Evaluating the impact of increasing vitamin C and E concentration on primary ovine satellite cells

Abstract

Skeletal muscle becomes meat through a series of biochemical processes post-harvest. Since sheep producers are typically paid based on carcass weight, a goal is to optimize skeletal muscle growth, as well as the yield and quality of the final meat product. Satellite cells are stem cell-like cells responsible for mammalian postnatal skeletal muscle growth capacity through myonuclear accretion. Satellite cells proliferate and then differentiate into myoblasts before fusing with existing myotubes. Inflammation, as well as free radicals, stimulate skeletal muscle growth. Antioxidants such as vitamins C and E combat unstable free radicals to maintain a healthy concentration to promote skeletal muscle growth. Despite potential involvement in sheep skeletal muscle growth, ideal concentrations of vitamin E and C for optimal skeletal muscle growth are unknown. The objective of this project is to determine if increasing concentrations of α-tocopherol or ascorbic acid affects the proliferation rates of primary ovine satellite cells (OSC) or protein synthesis rates of fused primary OSC. Primary OSC were isolated from the hind leg of 9-mo old commercial hair sheep wethers (n=8). For proliferation, cultures were grown to approximately 70% confluency, followed by treatment with 5% fetal bovine serum (FBS) or 5% FBS and concentrations of α-tocopherol (4.6 µM, 9.2 µM, or 13.8 µM) or ascorbic acid (8 µM, 16 µM, or 24 µM). Protein synthesis cultures were induced to differentiate at approximately 85% confluency and treated 48 h later with serum free media (SFM) or SFM and concentrations of α-tocopherol (4.6 µM, 9.2 µM, or 13.8 µM) or ascorbic acid (8 µM, 16 µM, or 24 µM). Proliferation rates were measured at 24 h post-treatment, and protein synthesis rates were measured at 6 h post treatment.

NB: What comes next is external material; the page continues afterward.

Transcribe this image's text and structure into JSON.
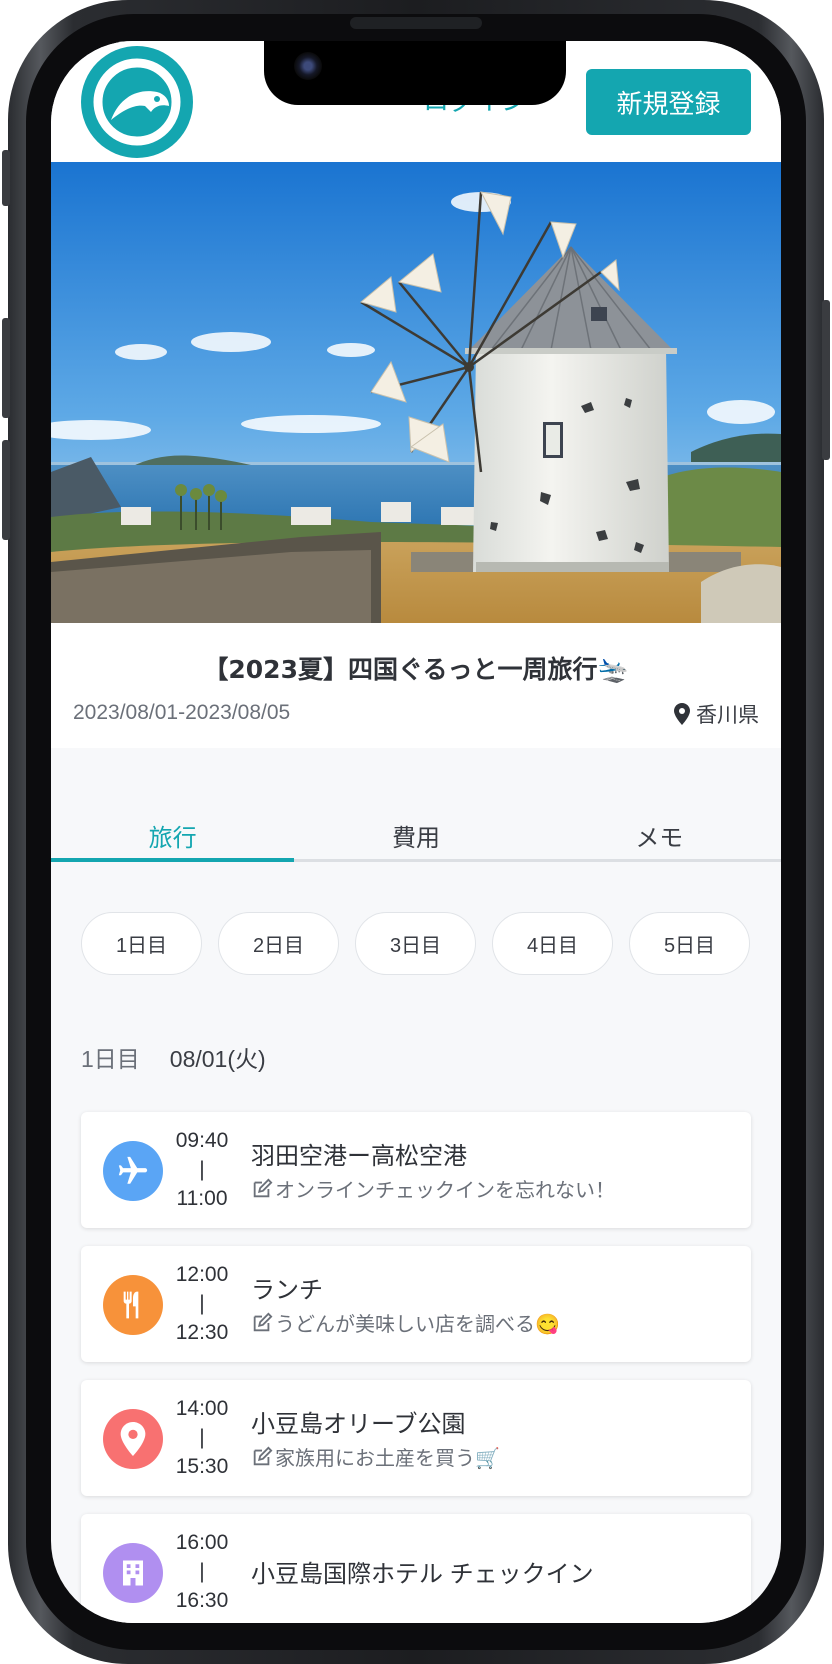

Fused primary OSC protein synthesis rates linearly increased (P = 0.007) with increasing α-tocopherol concentrations. Increasing ascorbic acid treatment led to a linear increase (P = 0.05) of proliferation rates, while fused primary OSC treatment saw a linear (P = 0.08) and quadratic (P = 0.06) tendency for an increase in protein synthesis rates. These findings suggest that increasing vitamin C supplementation could increase myonuclear accretion potential, and increasing vitamin E and C supplementation could increase skeletal muscle growth.